Prior to vascular access attempts, consider oral rehydration in mild and moderate dehydration. A significant body of evidence indicates that an initial trial of oral rehydration with small, frequent volumes of electrolyte-containing solution (5-10 mL every 5-10 min) for pediatric patients with mild to moderate volume depletion is simple and effective, avoiding the more resource-intensive methods that are noxious to infants and children. [11]

Typical sites for intravenous access include superficial veins in the dorsum of the hand, the antecubital fossa (median cephalic or basilic veins), dorsum of the foot, and scalp veins.

Use intraosseous access if attempts to start percutaneous intravenous lines are unsuccessful. Typical sites are the proximal anterior tibia and the distal femur. [12]

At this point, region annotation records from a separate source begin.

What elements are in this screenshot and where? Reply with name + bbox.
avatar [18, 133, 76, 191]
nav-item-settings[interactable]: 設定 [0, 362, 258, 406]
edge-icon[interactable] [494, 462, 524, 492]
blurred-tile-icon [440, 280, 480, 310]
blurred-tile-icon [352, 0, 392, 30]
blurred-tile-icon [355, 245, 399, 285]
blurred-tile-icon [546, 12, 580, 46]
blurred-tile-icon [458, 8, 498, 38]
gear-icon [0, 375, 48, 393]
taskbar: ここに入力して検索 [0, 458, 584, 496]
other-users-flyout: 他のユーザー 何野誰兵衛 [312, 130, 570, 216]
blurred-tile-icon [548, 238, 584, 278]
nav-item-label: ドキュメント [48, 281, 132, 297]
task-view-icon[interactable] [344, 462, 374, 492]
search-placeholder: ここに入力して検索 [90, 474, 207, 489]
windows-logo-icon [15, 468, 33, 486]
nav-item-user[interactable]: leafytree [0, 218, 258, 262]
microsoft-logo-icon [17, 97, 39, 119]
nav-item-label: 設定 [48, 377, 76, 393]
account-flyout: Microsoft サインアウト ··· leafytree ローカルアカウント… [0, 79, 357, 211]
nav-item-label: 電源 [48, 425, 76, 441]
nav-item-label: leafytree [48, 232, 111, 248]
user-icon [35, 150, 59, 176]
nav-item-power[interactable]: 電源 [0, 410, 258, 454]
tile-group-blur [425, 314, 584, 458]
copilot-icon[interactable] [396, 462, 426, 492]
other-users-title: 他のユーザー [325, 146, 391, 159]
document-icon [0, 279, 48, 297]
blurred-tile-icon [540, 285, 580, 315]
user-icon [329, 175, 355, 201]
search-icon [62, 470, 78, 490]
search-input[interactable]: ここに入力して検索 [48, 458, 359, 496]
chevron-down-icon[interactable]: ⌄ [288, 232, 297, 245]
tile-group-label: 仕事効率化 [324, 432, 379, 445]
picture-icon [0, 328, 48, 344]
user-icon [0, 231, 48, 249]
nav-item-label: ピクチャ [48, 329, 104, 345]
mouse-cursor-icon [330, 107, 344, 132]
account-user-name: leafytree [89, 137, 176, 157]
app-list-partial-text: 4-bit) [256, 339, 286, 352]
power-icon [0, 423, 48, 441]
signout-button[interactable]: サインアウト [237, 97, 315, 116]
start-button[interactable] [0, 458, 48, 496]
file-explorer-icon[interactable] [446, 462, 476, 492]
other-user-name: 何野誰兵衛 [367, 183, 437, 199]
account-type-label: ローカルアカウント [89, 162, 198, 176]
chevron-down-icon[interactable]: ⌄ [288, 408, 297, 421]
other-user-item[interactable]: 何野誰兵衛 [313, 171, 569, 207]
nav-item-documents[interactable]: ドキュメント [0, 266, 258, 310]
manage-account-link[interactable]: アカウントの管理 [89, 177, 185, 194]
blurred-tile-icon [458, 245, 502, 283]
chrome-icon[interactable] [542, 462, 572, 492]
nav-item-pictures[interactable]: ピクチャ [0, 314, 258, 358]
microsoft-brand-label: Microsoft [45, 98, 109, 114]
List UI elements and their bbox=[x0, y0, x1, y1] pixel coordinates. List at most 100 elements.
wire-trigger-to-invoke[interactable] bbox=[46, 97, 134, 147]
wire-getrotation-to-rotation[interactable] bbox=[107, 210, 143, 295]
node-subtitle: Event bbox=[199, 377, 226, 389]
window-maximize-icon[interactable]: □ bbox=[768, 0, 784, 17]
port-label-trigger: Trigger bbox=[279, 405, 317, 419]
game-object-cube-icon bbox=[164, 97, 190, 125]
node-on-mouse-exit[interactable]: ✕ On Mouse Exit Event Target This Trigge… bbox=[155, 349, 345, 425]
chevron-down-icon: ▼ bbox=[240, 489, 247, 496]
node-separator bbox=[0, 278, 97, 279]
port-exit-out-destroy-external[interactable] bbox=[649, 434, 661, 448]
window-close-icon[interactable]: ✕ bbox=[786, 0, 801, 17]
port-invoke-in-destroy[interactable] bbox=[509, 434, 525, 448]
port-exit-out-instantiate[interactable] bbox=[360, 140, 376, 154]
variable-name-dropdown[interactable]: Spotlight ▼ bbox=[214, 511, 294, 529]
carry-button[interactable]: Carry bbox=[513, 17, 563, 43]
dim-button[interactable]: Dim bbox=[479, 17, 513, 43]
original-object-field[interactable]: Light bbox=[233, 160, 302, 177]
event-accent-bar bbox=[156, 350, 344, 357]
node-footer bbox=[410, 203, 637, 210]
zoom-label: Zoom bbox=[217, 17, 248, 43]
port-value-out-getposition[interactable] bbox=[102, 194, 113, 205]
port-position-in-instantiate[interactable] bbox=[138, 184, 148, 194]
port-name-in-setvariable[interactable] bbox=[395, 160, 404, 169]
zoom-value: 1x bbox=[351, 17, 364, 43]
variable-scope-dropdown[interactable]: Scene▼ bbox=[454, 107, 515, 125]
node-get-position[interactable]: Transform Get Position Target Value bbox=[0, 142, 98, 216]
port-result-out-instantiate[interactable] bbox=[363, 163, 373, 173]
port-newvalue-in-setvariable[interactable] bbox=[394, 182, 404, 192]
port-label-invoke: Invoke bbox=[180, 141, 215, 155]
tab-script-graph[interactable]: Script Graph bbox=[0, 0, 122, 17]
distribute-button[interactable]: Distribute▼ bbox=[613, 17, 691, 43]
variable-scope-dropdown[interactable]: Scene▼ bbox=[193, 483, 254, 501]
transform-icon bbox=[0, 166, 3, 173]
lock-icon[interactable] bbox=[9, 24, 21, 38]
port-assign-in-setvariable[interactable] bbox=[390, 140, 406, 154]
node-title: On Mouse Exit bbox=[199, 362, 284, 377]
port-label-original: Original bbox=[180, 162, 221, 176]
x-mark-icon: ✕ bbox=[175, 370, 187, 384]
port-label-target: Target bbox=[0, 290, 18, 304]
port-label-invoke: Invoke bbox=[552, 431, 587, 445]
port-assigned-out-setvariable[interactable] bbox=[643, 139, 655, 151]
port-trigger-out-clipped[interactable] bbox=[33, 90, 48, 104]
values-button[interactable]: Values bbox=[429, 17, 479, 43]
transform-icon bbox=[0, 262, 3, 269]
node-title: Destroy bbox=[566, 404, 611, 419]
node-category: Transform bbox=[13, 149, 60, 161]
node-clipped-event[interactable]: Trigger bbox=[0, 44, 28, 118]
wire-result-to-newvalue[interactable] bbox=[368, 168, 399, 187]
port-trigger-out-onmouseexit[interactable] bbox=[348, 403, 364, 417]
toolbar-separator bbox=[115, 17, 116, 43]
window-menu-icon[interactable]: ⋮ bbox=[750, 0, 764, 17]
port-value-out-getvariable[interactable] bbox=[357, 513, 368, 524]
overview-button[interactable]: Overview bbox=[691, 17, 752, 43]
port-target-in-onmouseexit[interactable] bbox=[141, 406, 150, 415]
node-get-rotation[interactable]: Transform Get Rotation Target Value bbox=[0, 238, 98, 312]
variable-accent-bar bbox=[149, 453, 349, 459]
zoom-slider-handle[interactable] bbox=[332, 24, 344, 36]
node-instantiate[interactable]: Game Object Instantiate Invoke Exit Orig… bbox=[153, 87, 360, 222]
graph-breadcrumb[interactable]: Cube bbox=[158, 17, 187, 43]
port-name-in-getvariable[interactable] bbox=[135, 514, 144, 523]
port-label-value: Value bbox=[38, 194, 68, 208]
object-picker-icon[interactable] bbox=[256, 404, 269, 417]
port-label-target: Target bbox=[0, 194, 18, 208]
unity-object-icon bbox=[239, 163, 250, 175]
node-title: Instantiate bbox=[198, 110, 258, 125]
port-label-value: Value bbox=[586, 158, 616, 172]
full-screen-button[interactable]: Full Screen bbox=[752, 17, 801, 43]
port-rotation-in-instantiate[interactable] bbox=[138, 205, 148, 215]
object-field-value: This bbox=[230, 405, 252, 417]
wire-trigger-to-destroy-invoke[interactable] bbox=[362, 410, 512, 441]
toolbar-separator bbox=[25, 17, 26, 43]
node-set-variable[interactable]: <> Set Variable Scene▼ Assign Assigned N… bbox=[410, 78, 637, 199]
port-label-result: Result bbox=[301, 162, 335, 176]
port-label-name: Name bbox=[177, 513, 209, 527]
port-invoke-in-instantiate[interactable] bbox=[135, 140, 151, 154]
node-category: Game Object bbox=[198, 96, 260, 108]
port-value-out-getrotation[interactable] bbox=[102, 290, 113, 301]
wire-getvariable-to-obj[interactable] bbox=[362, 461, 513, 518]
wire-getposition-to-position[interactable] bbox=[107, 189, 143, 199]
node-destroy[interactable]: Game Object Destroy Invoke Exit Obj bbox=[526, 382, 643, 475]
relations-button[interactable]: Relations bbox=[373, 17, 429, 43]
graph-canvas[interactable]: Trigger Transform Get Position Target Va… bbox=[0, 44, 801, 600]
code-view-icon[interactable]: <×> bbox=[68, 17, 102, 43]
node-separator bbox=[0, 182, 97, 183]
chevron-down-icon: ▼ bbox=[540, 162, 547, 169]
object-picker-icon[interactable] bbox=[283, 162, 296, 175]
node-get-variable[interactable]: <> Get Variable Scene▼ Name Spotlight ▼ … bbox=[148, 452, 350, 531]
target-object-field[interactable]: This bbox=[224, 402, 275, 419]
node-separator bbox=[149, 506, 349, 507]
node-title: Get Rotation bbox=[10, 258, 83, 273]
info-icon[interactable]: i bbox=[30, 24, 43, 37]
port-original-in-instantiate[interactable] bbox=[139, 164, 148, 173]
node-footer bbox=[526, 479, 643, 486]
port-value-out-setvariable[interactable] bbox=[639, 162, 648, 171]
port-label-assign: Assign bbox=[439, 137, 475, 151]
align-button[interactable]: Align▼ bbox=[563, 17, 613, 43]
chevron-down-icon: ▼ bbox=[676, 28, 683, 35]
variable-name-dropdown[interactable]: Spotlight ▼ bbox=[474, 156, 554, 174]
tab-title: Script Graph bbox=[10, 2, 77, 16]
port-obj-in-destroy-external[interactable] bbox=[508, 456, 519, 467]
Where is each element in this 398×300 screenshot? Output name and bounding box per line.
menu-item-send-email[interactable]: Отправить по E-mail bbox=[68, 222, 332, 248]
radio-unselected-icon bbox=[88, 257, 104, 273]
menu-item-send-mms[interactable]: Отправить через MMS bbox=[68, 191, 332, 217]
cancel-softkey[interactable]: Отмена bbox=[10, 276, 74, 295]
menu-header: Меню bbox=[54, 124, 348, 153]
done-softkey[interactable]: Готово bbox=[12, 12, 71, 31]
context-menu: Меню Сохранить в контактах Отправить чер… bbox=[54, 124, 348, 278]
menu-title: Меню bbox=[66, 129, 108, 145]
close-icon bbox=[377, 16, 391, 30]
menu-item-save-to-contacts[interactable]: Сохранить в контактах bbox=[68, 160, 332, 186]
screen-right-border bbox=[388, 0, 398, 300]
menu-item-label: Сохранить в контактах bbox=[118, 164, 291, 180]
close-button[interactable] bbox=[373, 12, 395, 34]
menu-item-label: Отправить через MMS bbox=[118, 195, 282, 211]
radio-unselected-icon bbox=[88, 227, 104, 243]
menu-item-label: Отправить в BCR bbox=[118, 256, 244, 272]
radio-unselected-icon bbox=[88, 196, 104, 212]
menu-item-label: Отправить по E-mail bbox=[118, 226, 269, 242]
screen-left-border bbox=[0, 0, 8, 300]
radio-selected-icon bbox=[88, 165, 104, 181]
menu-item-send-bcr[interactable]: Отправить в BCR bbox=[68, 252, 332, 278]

For central venous access, typical sites are as follows:

  • Femoral vein

  • Internal jugular vein

  • Subclavian vein

Bedside ultrasound guidance should be used whenever possible to facilitate direct visualization when placing these lines. In infants and young children, access to the internal jugular vein may be difficult because of the short necks. Umbilical vein catheterization may be difficult and usually is not recommended for neonates who have been discharged from the hospital and are returning to the ED.

Use venous cutdown for emergent access and resuscitation only when intraosseous access is not available or fails. Safe performance depends on the skill of the provider. The typical site is the distal saphenous vein, which is anterior and superior to the medial malleolus.